Oscar nominations’ lack of diversity will hopefully elicit changes

Oscar nominations lack of diversity will hopefully elicit changes

Matt Di Michele, Staff Writer

The 2016 Academy Awards, which will be held in late February, will inevitably see white actors and actresses take home all four of the ceremony’s acting awards.

This is an undeniable fact, since all 20 nominees for the men’s and women’s awards (in both lead acting and supporting acting categories) are Caucasian.

Zero minorities were nominated for the acting awards, following a pattern set by 2015’s Oscars (according to the event’s official website) wherein there were also no nominations for non-white actors and actresses. The public has responded to the lack of diversity in many different ways, including a social media backlash featuring “#oscarssowhite” as being a trending topic on social media.

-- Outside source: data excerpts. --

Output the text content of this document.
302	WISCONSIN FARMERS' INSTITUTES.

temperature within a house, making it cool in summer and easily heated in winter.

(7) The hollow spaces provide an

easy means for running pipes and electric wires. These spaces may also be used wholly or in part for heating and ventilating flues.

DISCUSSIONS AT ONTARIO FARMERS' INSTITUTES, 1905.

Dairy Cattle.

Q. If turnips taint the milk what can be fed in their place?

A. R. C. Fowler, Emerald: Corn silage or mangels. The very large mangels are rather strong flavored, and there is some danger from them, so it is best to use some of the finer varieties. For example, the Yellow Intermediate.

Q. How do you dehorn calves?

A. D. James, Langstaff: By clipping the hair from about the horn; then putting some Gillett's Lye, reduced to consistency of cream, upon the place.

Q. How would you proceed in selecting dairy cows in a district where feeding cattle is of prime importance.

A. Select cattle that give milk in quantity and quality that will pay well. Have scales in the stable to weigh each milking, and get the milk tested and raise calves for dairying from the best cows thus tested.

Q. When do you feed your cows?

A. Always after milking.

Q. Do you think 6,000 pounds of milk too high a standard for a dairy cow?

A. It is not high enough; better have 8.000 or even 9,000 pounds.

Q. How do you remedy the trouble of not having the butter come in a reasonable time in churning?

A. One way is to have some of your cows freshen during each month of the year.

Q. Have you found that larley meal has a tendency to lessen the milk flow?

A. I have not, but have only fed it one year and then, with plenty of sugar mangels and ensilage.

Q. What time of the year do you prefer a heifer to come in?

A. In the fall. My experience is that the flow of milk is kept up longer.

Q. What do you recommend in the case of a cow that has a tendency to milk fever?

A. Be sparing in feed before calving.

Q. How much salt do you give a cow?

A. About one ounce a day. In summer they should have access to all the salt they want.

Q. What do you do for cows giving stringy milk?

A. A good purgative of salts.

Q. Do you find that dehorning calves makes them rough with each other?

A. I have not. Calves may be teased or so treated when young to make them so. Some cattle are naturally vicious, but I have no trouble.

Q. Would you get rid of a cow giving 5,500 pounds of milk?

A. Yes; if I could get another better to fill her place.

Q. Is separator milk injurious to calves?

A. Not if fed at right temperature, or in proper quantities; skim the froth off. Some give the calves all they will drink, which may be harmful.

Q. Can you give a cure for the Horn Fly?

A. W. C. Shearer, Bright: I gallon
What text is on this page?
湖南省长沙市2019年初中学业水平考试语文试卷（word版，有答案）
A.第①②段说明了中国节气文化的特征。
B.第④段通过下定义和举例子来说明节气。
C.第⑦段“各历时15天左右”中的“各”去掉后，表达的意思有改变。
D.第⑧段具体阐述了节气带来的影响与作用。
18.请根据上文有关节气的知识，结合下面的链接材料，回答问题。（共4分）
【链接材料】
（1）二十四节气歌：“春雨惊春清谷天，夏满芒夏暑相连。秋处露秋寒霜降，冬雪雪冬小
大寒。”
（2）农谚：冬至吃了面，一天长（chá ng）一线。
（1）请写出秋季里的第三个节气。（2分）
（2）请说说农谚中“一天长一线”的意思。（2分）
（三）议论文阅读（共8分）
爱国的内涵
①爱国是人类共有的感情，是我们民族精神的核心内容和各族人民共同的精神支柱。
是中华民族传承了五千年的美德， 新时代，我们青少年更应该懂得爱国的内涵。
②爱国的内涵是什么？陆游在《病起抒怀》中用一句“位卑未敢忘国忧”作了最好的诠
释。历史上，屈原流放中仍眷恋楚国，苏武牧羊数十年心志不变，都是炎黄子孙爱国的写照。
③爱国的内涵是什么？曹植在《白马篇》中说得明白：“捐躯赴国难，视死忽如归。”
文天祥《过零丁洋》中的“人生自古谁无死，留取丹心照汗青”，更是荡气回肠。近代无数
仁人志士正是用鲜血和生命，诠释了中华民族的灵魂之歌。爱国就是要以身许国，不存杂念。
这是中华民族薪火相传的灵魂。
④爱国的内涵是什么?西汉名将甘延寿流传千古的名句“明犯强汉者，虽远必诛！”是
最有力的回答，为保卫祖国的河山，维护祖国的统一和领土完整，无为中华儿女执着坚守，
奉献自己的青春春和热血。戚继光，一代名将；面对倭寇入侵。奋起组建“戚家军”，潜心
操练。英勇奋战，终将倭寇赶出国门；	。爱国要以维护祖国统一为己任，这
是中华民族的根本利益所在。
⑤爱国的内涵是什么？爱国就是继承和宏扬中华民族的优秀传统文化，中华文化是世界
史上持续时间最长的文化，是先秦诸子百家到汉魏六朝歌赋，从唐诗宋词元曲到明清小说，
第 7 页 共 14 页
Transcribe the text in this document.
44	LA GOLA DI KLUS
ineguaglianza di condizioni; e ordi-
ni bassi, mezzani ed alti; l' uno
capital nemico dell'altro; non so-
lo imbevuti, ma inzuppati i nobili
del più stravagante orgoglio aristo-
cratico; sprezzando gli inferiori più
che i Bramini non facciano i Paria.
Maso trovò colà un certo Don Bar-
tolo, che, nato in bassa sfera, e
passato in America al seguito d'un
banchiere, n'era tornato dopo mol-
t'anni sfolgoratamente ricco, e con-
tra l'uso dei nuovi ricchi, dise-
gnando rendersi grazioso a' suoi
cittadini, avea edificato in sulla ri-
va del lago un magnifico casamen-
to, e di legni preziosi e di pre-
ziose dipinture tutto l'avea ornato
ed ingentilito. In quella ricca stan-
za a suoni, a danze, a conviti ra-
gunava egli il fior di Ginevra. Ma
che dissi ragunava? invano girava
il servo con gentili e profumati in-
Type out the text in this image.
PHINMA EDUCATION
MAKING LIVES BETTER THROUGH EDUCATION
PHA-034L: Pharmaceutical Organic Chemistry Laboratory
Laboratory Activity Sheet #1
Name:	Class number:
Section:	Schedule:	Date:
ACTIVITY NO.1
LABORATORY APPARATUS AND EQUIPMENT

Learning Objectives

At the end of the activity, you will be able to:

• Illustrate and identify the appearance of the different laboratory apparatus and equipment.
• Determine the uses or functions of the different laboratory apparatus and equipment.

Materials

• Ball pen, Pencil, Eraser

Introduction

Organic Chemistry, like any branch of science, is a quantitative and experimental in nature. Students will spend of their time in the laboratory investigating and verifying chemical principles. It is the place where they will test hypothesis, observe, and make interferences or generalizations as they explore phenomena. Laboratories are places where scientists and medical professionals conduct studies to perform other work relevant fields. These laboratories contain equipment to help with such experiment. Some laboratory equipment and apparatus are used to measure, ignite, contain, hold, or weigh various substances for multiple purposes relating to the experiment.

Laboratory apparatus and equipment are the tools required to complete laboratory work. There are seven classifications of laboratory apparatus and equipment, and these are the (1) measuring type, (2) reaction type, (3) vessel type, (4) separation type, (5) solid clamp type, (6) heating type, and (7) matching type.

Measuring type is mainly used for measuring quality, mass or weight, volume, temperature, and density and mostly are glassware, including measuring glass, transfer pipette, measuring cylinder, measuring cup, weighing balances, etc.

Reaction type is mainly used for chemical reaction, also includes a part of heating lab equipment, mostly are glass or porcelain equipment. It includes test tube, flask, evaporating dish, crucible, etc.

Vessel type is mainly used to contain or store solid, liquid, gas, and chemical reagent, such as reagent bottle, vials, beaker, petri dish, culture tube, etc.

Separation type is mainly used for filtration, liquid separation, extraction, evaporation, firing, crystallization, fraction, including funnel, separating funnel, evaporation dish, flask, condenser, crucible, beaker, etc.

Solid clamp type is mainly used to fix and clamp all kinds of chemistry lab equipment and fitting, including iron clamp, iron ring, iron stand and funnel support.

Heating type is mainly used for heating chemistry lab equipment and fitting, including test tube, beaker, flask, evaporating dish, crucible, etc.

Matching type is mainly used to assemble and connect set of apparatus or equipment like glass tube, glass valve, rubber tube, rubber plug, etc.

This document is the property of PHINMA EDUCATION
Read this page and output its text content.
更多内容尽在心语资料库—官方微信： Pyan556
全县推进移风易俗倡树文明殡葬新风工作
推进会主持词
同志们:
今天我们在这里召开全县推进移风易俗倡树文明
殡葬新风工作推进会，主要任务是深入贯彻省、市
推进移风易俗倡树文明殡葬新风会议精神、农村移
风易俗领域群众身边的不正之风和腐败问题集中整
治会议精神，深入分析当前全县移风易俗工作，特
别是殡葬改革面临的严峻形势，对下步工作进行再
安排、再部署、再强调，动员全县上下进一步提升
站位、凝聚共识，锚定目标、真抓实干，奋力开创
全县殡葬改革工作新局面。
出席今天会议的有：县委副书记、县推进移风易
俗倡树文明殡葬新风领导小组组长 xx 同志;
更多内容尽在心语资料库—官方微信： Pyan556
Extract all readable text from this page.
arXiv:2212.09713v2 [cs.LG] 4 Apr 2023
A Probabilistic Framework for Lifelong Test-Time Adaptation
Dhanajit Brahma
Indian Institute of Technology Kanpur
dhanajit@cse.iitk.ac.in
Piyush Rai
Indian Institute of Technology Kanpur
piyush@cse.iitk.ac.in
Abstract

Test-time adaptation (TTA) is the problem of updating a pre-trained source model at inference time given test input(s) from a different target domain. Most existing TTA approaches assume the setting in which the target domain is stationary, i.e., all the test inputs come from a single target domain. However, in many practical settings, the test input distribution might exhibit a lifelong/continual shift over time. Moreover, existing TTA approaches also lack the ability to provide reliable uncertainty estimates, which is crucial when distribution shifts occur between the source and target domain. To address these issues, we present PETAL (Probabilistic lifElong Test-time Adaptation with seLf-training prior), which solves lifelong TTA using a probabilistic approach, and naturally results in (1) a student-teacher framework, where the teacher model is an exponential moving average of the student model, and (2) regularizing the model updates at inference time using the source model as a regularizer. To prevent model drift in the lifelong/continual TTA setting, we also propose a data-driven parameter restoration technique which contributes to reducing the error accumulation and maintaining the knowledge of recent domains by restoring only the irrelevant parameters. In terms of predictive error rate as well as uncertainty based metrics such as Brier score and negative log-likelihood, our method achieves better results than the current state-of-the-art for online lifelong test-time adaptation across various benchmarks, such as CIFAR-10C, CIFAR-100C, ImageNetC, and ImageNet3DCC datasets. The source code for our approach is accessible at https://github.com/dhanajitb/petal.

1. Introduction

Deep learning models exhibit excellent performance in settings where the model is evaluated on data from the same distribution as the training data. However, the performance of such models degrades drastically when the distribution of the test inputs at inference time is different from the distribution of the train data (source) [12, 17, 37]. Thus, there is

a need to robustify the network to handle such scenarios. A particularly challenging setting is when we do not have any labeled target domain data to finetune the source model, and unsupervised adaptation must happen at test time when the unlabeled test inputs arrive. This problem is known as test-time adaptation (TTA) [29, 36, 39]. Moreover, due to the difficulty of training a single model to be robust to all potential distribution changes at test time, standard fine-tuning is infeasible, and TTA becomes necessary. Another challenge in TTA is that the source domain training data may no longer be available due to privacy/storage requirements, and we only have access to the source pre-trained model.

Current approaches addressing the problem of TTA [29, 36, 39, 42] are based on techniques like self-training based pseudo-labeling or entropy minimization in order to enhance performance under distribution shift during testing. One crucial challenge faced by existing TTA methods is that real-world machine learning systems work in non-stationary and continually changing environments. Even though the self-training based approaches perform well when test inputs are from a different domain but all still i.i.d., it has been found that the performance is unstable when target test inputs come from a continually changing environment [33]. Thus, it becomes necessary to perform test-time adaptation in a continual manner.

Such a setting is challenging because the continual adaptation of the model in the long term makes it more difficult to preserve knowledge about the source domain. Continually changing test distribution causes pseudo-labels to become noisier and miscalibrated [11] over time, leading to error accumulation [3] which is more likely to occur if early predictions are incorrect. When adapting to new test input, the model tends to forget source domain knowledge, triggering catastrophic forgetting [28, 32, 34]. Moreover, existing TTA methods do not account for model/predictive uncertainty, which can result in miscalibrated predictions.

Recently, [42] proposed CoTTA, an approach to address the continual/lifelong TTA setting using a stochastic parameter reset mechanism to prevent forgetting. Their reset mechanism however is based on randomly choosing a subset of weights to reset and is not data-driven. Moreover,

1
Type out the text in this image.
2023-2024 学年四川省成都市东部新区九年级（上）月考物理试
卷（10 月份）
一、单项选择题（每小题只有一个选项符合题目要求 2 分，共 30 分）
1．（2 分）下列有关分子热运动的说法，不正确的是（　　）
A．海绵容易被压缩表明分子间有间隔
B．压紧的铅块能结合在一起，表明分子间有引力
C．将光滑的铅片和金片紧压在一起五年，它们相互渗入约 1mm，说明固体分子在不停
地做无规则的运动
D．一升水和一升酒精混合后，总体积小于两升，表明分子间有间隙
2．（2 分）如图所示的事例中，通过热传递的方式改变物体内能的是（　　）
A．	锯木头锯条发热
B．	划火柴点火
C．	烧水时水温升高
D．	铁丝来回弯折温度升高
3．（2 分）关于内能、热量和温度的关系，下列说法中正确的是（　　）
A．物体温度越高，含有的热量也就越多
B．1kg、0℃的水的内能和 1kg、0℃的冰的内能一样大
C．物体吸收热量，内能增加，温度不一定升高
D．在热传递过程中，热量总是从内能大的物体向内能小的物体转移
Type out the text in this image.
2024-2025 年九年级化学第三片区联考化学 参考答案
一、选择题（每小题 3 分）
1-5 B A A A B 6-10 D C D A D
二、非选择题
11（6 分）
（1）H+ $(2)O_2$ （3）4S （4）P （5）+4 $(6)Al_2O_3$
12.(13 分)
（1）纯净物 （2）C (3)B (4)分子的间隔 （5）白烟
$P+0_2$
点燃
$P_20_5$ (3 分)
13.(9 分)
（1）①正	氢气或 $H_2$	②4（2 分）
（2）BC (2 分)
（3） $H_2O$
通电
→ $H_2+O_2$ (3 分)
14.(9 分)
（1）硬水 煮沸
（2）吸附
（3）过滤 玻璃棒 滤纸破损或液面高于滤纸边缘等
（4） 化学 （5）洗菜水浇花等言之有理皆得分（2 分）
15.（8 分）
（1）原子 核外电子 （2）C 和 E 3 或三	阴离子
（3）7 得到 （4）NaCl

Several celebrities joined in on the frustration with the notoriously old-fashioned committee that voted on the nominees. Director Spike Lee, actor George Clooney and actress Jada Pinkett Smith (whose husband Will failed to receive a nomination for his work in “Concussion”) also proclaimed their disagreement with the lack of color.

But the problem itself seems to have manifested itself deeper into Hollywood than simply the award show. Given the fact that the actors and actresses that were nominated all did exceptional work and are simply trying to progress their careers, the lack of diversity perhaps begins not at the ceremony, but at the inception of the movie being made itself. Other than August’s “Straight Outta Compton”, Michael B. Jordan’s “Creed”, and the aforementioned “Concussion”, there were not really many movies that featured leading actors or actresses of color.

And movies that theoretically “should” have featured diverse casts sometimes “white-washed” the casting of these roles in the first place. Two 2015 movies in particular, “Pan” and “Aloha”, cast white actresses in roles that, due to source material and continuity respectively, were expected to go to certain ethnicities. During a year that progressed the idea of African-American leading men and women so profusely in some regards (like John Boyega’s noteworthy performance in “Star Wars: The Force Awakens”), it is sad to see such progression stifled.

All of this being said, it is of course not expected that  actors and actresses of color be cast in roles just because of their race. And it is not any white performer’s fault that this issue was supplanted itself into the cinematic landscape. It is irrevocably a difficult task for studios to cast their bigger roles, especially considering that certain roles are “supposed” to be played by certain races or nationalities. It is near-impossible for filmmakers, and award-show voters, to stress diversity while also reassuring audiences that skin color doesn’t matter. But this delicate subject does not excuse Hollywood from mistreating whole races of people indirectly. Going forward, movie fans can only hope that all performers are given the respect that they deserve.